The sun was just setting in a big, hot bed of red cloud, and the road to the
Civil Lines seemed to run straight into the sun's eye.
There was a little dot on the road. It grew and grew till it showed as a horse,
with a sort of gridiron thing on his back. The red cloud glared through the
bars of the gridiron. Some of the troopers shaded their eyes with their hands
and said:--"What the mischief as that there 'orse got on 'im!"
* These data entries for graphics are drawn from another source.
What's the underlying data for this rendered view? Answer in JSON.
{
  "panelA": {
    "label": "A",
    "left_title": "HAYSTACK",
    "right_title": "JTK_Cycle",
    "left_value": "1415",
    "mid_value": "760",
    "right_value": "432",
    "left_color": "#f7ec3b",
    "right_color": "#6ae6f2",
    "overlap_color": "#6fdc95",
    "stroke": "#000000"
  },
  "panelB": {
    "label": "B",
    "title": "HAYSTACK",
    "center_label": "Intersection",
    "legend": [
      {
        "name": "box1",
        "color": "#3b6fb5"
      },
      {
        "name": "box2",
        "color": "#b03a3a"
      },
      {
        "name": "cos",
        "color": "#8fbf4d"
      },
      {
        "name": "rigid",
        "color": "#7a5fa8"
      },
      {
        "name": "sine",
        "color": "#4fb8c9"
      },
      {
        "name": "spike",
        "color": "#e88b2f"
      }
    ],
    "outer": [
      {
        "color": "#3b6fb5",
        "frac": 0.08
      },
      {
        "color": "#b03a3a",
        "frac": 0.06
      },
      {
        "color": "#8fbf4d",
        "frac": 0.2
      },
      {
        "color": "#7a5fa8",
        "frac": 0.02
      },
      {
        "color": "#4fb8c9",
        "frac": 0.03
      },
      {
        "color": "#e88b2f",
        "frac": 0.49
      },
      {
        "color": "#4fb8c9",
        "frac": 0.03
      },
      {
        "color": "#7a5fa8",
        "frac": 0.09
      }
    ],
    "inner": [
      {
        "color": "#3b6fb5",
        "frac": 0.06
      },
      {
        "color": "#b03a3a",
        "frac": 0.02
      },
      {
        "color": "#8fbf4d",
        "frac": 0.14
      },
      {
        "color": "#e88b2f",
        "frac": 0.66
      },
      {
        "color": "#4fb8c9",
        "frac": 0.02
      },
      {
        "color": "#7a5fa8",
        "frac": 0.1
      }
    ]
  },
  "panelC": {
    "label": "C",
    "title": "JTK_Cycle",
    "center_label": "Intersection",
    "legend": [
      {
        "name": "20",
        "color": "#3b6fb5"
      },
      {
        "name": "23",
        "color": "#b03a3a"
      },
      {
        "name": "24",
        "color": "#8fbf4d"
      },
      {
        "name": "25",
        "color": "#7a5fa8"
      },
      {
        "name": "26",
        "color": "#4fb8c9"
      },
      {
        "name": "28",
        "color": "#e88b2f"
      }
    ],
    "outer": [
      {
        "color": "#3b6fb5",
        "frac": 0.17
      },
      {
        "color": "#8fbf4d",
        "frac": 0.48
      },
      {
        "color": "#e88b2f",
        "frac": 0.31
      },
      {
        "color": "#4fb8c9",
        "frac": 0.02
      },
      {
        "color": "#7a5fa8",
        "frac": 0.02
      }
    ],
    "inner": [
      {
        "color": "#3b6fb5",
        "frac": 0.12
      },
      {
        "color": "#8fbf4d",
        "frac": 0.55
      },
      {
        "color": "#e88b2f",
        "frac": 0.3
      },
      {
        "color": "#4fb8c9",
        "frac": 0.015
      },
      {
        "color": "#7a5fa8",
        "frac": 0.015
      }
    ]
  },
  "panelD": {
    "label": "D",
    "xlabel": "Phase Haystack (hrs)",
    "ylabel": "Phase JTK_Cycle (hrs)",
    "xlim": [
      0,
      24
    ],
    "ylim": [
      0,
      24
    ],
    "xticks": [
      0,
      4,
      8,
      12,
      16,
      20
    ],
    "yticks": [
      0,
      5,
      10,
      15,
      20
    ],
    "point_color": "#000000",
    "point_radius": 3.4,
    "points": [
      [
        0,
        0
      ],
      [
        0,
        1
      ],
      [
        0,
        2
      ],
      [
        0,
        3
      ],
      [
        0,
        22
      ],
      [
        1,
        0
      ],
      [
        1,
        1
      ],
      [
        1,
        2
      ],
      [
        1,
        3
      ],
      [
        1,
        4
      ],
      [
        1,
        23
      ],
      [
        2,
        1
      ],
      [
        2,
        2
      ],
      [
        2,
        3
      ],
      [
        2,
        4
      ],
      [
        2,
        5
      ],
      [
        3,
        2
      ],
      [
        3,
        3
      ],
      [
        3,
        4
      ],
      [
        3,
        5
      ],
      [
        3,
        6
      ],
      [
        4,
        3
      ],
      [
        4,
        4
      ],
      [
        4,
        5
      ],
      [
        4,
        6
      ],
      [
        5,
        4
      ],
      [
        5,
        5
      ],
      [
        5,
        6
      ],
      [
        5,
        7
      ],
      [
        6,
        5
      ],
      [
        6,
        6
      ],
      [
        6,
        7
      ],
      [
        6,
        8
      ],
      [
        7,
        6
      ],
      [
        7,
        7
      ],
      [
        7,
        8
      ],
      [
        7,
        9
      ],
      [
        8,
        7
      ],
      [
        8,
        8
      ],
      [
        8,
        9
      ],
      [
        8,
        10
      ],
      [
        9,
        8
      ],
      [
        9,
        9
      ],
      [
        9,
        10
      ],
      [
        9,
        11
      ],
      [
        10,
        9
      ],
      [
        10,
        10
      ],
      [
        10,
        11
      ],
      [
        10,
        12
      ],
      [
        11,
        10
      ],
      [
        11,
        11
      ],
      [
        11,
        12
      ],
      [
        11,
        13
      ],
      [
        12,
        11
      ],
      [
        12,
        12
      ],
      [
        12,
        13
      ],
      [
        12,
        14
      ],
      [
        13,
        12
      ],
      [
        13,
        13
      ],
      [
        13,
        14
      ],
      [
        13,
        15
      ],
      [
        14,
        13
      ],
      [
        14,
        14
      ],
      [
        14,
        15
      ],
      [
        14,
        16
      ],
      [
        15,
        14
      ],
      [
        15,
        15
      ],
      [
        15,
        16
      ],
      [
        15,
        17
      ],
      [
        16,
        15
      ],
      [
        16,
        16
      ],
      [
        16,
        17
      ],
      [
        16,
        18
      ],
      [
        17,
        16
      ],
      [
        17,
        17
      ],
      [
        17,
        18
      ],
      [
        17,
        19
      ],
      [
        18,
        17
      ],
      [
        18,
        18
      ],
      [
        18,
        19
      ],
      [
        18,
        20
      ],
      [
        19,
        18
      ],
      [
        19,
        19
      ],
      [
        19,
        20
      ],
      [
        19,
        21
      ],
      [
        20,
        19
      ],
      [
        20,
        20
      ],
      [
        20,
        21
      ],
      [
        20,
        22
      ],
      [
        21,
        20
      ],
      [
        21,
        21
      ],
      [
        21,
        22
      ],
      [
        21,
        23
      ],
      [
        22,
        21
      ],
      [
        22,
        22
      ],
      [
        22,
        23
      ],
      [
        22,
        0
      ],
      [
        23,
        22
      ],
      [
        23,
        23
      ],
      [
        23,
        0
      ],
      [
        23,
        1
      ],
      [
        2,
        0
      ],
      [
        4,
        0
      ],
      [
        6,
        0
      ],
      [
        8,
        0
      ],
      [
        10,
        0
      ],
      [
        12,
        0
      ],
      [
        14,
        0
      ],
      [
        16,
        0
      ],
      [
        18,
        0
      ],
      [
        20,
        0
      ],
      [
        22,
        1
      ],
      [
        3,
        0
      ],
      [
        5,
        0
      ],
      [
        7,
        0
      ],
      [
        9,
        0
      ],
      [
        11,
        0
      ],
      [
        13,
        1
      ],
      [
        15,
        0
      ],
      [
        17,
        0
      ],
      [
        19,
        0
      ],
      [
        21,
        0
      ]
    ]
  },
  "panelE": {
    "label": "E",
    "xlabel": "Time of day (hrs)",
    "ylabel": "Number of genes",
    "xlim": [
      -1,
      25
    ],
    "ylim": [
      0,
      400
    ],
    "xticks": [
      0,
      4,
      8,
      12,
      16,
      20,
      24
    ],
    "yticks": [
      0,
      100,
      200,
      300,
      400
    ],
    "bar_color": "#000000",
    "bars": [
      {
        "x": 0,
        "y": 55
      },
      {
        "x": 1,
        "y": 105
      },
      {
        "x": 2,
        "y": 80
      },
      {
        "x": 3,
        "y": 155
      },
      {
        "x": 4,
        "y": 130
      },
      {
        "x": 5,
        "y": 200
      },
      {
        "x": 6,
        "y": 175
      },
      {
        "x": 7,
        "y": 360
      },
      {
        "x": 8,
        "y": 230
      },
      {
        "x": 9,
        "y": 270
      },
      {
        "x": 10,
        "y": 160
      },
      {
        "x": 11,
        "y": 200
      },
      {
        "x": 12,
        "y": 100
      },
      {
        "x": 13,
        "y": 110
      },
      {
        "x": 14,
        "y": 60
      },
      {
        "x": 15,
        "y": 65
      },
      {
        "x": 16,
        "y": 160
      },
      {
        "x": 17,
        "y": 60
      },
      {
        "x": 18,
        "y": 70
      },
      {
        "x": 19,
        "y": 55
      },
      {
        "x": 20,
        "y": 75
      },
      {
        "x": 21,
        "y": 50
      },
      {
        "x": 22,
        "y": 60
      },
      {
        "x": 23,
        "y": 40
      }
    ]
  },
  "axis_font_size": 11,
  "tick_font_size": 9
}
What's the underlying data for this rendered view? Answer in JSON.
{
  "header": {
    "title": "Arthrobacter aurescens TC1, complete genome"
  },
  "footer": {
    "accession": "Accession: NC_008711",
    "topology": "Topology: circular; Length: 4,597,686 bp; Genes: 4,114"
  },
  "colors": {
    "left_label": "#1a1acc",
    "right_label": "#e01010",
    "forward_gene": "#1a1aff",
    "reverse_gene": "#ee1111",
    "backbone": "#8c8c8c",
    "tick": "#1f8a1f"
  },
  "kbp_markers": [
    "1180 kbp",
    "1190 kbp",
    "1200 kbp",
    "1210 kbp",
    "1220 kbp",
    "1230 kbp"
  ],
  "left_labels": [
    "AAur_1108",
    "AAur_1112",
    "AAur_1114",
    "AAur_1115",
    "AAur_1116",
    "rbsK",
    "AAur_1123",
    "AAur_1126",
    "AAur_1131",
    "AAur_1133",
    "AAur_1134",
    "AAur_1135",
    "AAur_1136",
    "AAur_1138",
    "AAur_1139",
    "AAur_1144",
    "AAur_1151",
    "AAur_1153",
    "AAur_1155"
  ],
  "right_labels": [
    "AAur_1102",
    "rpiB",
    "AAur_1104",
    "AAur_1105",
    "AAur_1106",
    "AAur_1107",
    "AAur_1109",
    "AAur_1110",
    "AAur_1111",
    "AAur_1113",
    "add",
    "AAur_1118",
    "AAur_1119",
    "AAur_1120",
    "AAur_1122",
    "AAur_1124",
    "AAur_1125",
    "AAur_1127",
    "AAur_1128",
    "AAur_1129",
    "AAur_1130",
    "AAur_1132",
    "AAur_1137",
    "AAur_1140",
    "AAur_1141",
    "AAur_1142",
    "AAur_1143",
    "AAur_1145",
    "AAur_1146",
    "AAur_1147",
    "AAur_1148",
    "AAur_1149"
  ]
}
In another minute they heard a neigh that every soul--horse and man--in the
Regiment knew, and saw, heading straight towards the Band, the dead Drum-Horse
of the White Hussars!
On his withers banged and bumped the kettle-drums draped in crape, and on his
back, very stiff and soldierly, sat a bare-headed skeleton.
The band stopped playing, and, for a moment, there was a hush.
Then some one in E troop--men said it was the Troop-Sergeant-Major--swung his
horse round and yelled. No one can account exactly for what happened
afterwards; but it seems that, at least, one man in each troop set an example
of panic, and the rest followed like sheep. The horses that had barely put
their muzzles into the trough's reared and capered; but, as soon as the Band
broke, which it did when the ghost of the Drum-Horse was about a furlong
distant, all hooves followed suit, and the clatter of the stampede--quite
different from the orderly throb and roar of a movement on parade, or the rough
horse-play of watering in camp--made them only more terrified.